Memory forensics—the analysis of volatile memory (RAM)—is an extremely powerful technique for detecting and triaging modern malware. Memory forensics is often a critical component of modern incident response due to the frequent use of memory-only payloads and rootkits that bypass EDRs, hide from live analysis tools, and often leave no file system artifacts. In this workshop, a mix of lectures and hands-on labs provides students with memory forensics knowledge and experience that can be utilized during real-world incident response. A few of the topics that will be covered during this workshop include detection and triage of credential dumping, lateral movement, and memory-only malware loading. By having documentation of these techniques in the slides and gaining hands-on experience analyzing them during the labs, attendees will leave with knowledge that is immediately applicable in real investigations. This workshop is focused on Volatility 3, which is now the standard and supported version of Volatility since its replacing Volatility 2 in April 2025.

Objectives:

– The importance of memory forensics
– Applying memory forensics in modern investigations
– Detailed instructions and examples of using Volatility 3
– Hands-on experience performing memory forensics

Provided to students:

The students will be provided with a virtual machine, memory samples, a PDF of the slides, and a lab guide that documents the exercises.

Biographies:

Andrew Case
Andrew Case

Andrew Case is the Director of Research at Volexity and has significant experience in incident response handling, digital forensics, and malware analysis.
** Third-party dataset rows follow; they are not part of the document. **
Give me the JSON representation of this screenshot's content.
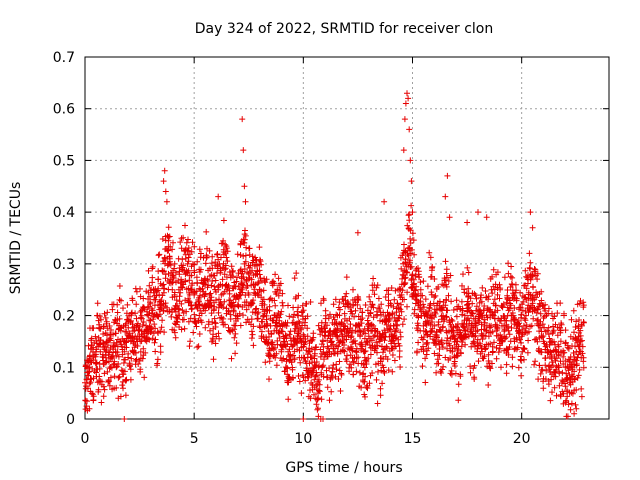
{
  "chart_data": {
    "type": "scatter",
    "title": "Day 324 of 2022, SRMTID for receiver clon",
    "xlabel": "GPS time / hours",
    "ylabel": "SRMTID / TECUs",
    "xlim": [
      0,
      24
    ],
    "ylim": [
      0,
      0.7
    ],
    "xticks": [
      0,
      5,
      10,
      15,
      20
    ],
    "yticks": [
      0,
      0.1,
      0.2,
      0.3,
      0.4,
      0.5,
      0.6,
      0.7
    ],
    "xtick_labels": [
      "0",
      "5",
      "10",
      "15",
      "20"
    ],
    "ytick_labels": [
      "0",
      "0.1",
      "0.2",
      "0.3",
      "0.4",
      "0.5",
      "0.6",
      "0.7"
    ],
    "grid": true,
    "marker": "+",
    "color": "#e60000",
    "series": [
      {
        "name": "SRMTID",
        "x": [
          0.0,
          0.1,
          0.2,
          0.3,
          0.4,
          0.5,
          0.6,
          0.7,
          0.8,
          0.9,
          1.0,
          1.1,
          1.2,
          1.3,
          1.4,
          1.5,
          1.6,
          1.7,
          1.8,
          1.9,
          2.0,
          2.1,
          2.2,
          2.3,
          2.4,
          2.5,
          2.6,
          2.7,
          2.8,
          2.9,
          3.0,
          3.1,
          3.2,
          3.3,
          3.4,
          3.5,
          3.6,
          3.7,
          3.8,
          3.9,
          4.0,
          4.1,
          4.2,
          4.3,
          4.4,
          4.5,
          4.6,
          4.7,
          4.8,
          4.9,
          5.0,
          5.1,
          5.2,
          5.3,
          5.4,
          5.5,
          5.6,
          5.7,
          5.8,
          5.9,
          6.0,
          6.1,
          6.2,
          6.3,
          6.4,
          6.5,
          6.6,
          6.7,
          6.8,
          6.9,
          7.0,
          7.1,
          7.2,
          7.3,
          7.4,
          7.5,
          7.6,
          7.7,
          7.8,
          7.9,
          8.0,
          8.1,
          8.2,
          8.3,
          8.4,
          8.5,
          8.6,
          8.7,
          8.8,
          8.9,
          9.0,
          9.1,
          9.2,
          9.3,
          9.4,
          9.5,
          9.6,
          9.7,
          9.8,
          9.9,
          10.0,
          10.1,
          10.2,
          10.3,
          10.4,
          10.5,
          10.6,
          10.7,
          10.8,
          10.9,
          11.0,
          11.1,
          11.2,
          11.3,
          11.4,
          11.5,
          11.6,
          11.7,
          11.8,
          11.9,
          12.0,
          12.1,
          12.2,
          12.3,
          12.4,
          12.5,
          12.6,
          12.7,
          12.8,
          12.9,
          13.0,
          13.1,
          13.2,
          13.3,
          13.4,
          13.5,
          13.6,
          13.7,
          13.8,
          13.9,
          14.0,
          14.1,
          14.2,
          14.3,
          14.4,
          14.5,
          14.6,
          14.7,
          14.8,
          14.9,
          15.0,
          15.1,
          15.2,
          15.3,
          15.4,
          15.5,
          15.6,
          15.7,
          15.8,
          15.9,
          16.0,
          16.1,
          16.2,
          16.3,
          16.4,
          16.5,
          16.6,
          16.7,
          16.8,
          16.9,
          17.0,
          17.1,
          17.2,
          17.3,
          17.4,
          17.5,
          17.6,
          17.7,
          17.8,
          17.9,
          18.0,
          18.1,
          18.2,
          18.3,
          18.4,
          18.5,
          18.6,
          18.7,
          18.8,
          18.9,
          19.0,
          19.1,
          19.2,
          19.3,
          19.4,
          19.5,
          19.6,
          19.7,
          19.8,
          19.9,
          20.0,
          20.1,
          20.2,
          20.3,
          20.4,
          20.5,
          20.6,
          20.7,
          20.8,
          20.9,
          21.0,
          21.1,
          21.2,
          21.3,
          21.4,
          21.5,
          21.6,
          21.7,
          21.8,
          21.9,
          22.0,
          22.1,
          22.2,
          22.3,
          22.4,
          22.5,
          22.6,
          22.7,
          22.8
        ],
        "y": [
          0.07,
          0.09,
          0.1,
          0.11,
          0.12,
          0.13,
          0.14,
          0.13,
          0.12,
          0.14,
          0.15,
          0.13,
          0.12,
          0.14,
          0.13,
          0.14,
          0.15,
          0.14,
          0.13,
          0.15,
          0.16,
          0.15,
          0.17,
          0.16,
          0.15,
          0.16,
          0.17,
          0.16,
          0.18,
          0.2,
          0.19,
          0.21,
          0.22,
          0.2,
          0.24,
          0.23,
          0.26,
          0.28,
          0.3,
          0.27,
          0.25,
          0.24,
          0.23,
          0.25,
          0.27,
          0.26,
          0.28,
          0.3,
          0.24,
          0.25,
          0.24,
          0.22,
          0.23,
          0.25,
          0.24,
          0.26,
          0.27,
          0.24,
          0.22,
          0.21,
          0.23,
          0.25,
          0.26,
          0.27,
          0.28,
          0.25,
          0.23,
          0.22,
          0.21,
          0.2,
          0.22,
          0.24,
          0.26,
          0.3,
          0.27,
          0.24,
          0.22,
          0.23,
          0.26,
          0.28,
          0.25,
          0.22,
          0.2,
          0.18,
          0.17,
          0.18,
          0.19,
          0.2,
          0.2,
          0.19,
          0.17,
          0.15,
          0.14,
          0.13,
          0.12,
          0.14,
          0.17,
          0.18,
          0.16,
          0.15,
          0.14,
          0.15,
          0.16,
          0.13,
          0.11,
          0.1,
          0.09,
          0.1,
          0.12,
          0.15,
          0.16,
          0.14,
          0.13,
          0.15,
          0.17,
          0.16,
          0.14,
          0.15,
          0.16,
          0.18,
          0.19,
          0.17,
          0.16,
          0.15,
          0.17,
          0.18,
          0.16,
          0.14,
          0.13,
          0.15,
          0.16,
          0.17,
          0.18,
          0.17,
          0.16,
          0.15,
          0.14,
          0.16,
          0.19,
          0.2,
          0.18,
          0.16,
          0.17,
          0.19,
          0.2,
          0.24,
          0.26,
          0.3,
          0.33,
          0.32,
          0.28,
          0.25,
          0.23,
          0.22,
          0.2,
          0.18,
          0.17,
          0.19,
          0.22,
          0.2,
          0.18,
          0.16,
          0.15,
          0.17,
          0.2,
          0.22,
          0.21,
          0.19,
          0.17,
          0.16,
          0.15,
          0.14,
          0.16,
          0.18,
          0.2,
          0.22,
          0.19,
          0.17,
          0.15,
          0.17,
          0.19,
          0.21,
          0.2,
          0.18,
          0.17,
          0.16,
          0.18,
          0.2,
          0.22,
          0.21,
          0.19,
          0.18,
          0.17,
          0.19,
          0.21,
          0.22,
          0.2,
          0.19,
          0.18,
          0.17,
          0.16,
          0.18,
          0.2,
          0.22,
          0.24,
          0.23,
          0.21,
          0.19,
          0.17,
          0.16,
          0.15,
          0.14,
          0.13,
          0.12,
          0.11,
          0.12,
          0.13,
          0.14,
          0.13,
          0.12,
          0.1,
          0.08,
          0.07,
          0.1,
          0.12,
          0.13,
          0.14,
          0.15,
          0.14
        ],
        "outliers": [
          {
            "x": 0.2,
            "y": 0.02
          },
          {
            "x": 0.55,
            "y": 0.2
          },
          {
            "x": 1.8,
            "y": 0.0
          },
          {
            "x": 3.6,
            "y": 0.46
          },
          {
            "x": 3.65,
            "y": 0.48
          },
          {
            "x": 3.7,
            "y": 0.44
          },
          {
            "x": 3.75,
            "y": 0.42
          },
          {
            "x": 6.1,
            "y": 0.43
          },
          {
            "x": 7.2,
            "y": 0.58
          },
          {
            "x": 7.25,
            "y": 0.52
          },
          {
            "x": 7.3,
            "y": 0.45
          },
          {
            "x": 7.35,
            "y": 0.42
          },
          {
            "x": 10.0,
            "y": 0.0
          },
          {
            "x": 10.8,
            "y": 0.0
          },
          {
            "x": 10.9,
            "y": 0.0
          },
          {
            "x": 12.5,
            "y": 0.36
          },
          {
            "x": 13.7,
            "y": 0.42
          },
          {
            "x": 13.4,
            "y": 0.03
          },
          {
            "x": 14.6,
            "y": 0.52
          },
          {
            "x": 14.65,
            "y": 0.58
          },
          {
            "x": 14.7,
            "y": 0.61
          },
          {
            "x": 14.75,
            "y": 0.63
          },
          {
            "x": 14.8,
            "y": 0.62
          },
          {
            "x": 14.85,
            "y": 0.56
          },
          {
            "x": 14.9,
            "y": 0.5
          },
          {
            "x": 14.95,
            "y": 0.46
          },
          {
            "x": 15.0,
            "y": 0.4
          },
          {
            "x": 16.5,
            "y": 0.43
          },
          {
            "x": 16.6,
            "y": 0.47
          },
          {
            "x": 16.7,
            "y": 0.39
          },
          {
            "x": 17.5,
            "y": 0.38
          },
          {
            "x": 18.0,
            "y": 0.4
          },
          {
            "x": 18.4,
            "y": 0.39
          },
          {
            "x": 20.4,
            "y": 0.4
          },
          {
            "x": 20.5,
            "y": 0.37
          },
          {
            "x": 22.3,
            "y": 0.03
          },
          {
            "x": 22.4,
            "y": 0.01
          },
          {
            "x": 22.5,
            "y": 0.02
          },
          {
            "x": 22.6,
            "y": 0.18
          }
        ]
      }
    ]
  }
}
He has conducted numerous large-scale investigations that span enterprises and industries. Case is a core developer of Volatility, the most widely used open-source memory forensics framework, and a co-author of the highly popular and technical forensics analysis book “The Art of Memory Forensics: Detecting Malware and Threats in Windows, Linux, and Mac Memory.” Case has spoken at many industry conferences, including DFRWS, Black Hat, DEFCON, RSA, SecTor, BSides*, and OMFW.
Hala Ali
Hala Ali

Hala Ali is a Ph.D. student at Virginia Commonwealth University (VCU). Her research interests include Cybersecurity, Information Security, IoT, and Fog Computing. She received her Bachelor degree in Computer Networks and Operating Systems from Homs University, Syria in 2016, and her Master degree in Computer Science and Information Security from the National Institute of Technology Warangal, India, in 2020. Hala worked on various research projects and published papers on real-time task scheduling in Fog-Cloud Computing and lightweight authentication protocols for IoT. Her current research focuses on memory forensics and software supply chain security.